The process of building for Focal Fossa is forcing a tidy up of the ugly hacks we made across a range of devices over the past four years, so there are spin-off benefits already. That is in addition to making a lot of our work available to other distributions. It has greatly improved the discipline over our release schedule because we have to now co-ordinate closely with Debian. Our branches no longer look a mess. Or at least the stuff on Gitlab looks tidy now. The same cannot be said for Github. Our fixes for systemD developed in our joint project with Manjaro are finding direct application in all of this. In essence, we are learning to behave like an upstream. An exception is tests. We are still weak on that. It doesn't mean we will stop working with Manjaro. The Focal work reflects back into that, so we get both. Not only Manjaro but at some point Fedora too....
One Plus 5T
Battery indicator, Bluetooth back-porting, UT performance
Some devices have strange behavior around indications of charging state, failure of the charging history graph, not turning on or off etc. Florian has found some indications of what is going on with that but there are no fixes yet. Basically, Android 9 introduced a variety of 'virtual batteries' and the system is mistakenly looking at those and therefore not seeing the real battery. The software itself works but it is looking at a 'battery' which of course never charges... This poses a challenge because as an upstream serving desktops and Mainline devices, we don't want to embed fixes that are only relevant for Android 9.

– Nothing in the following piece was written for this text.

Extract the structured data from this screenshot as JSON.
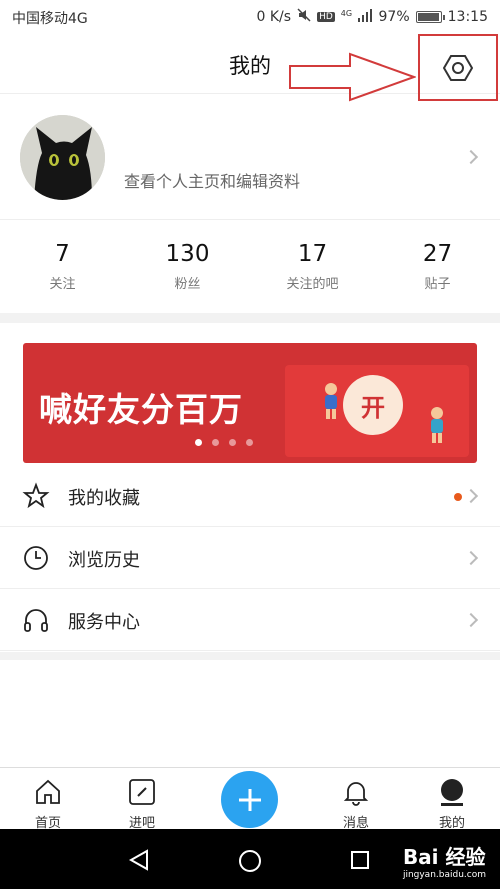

Florian worked with Aury88 last week on some Bluetooth back-porting. A live-stream was made on YouTube, showing the terminal doing kernel patching. Live hacking sessions like that may be interesting for a few people in future. It went well.
Marius has been finding time to
make performance better. He hasn't found any glaring underlying problems
yet but he has identified that QML handling is an area where we could
do even better, in particular by improving memory handling and CPU
usage. That doesn't mean any instant fixes but Marius will be working
over coming months to build in more refinement. At the moment QML is
binding more than is desirable.
A lot of the things described
above are quite new and all adding improvements together, so we are on a
bit of a roll. Dalton tries to pick out themes from our forum and
groups, to identify topics to discuss in more detail in Q&A sessions
but if you feel that something is being missed and you would like it
talked about, please flag that up with him.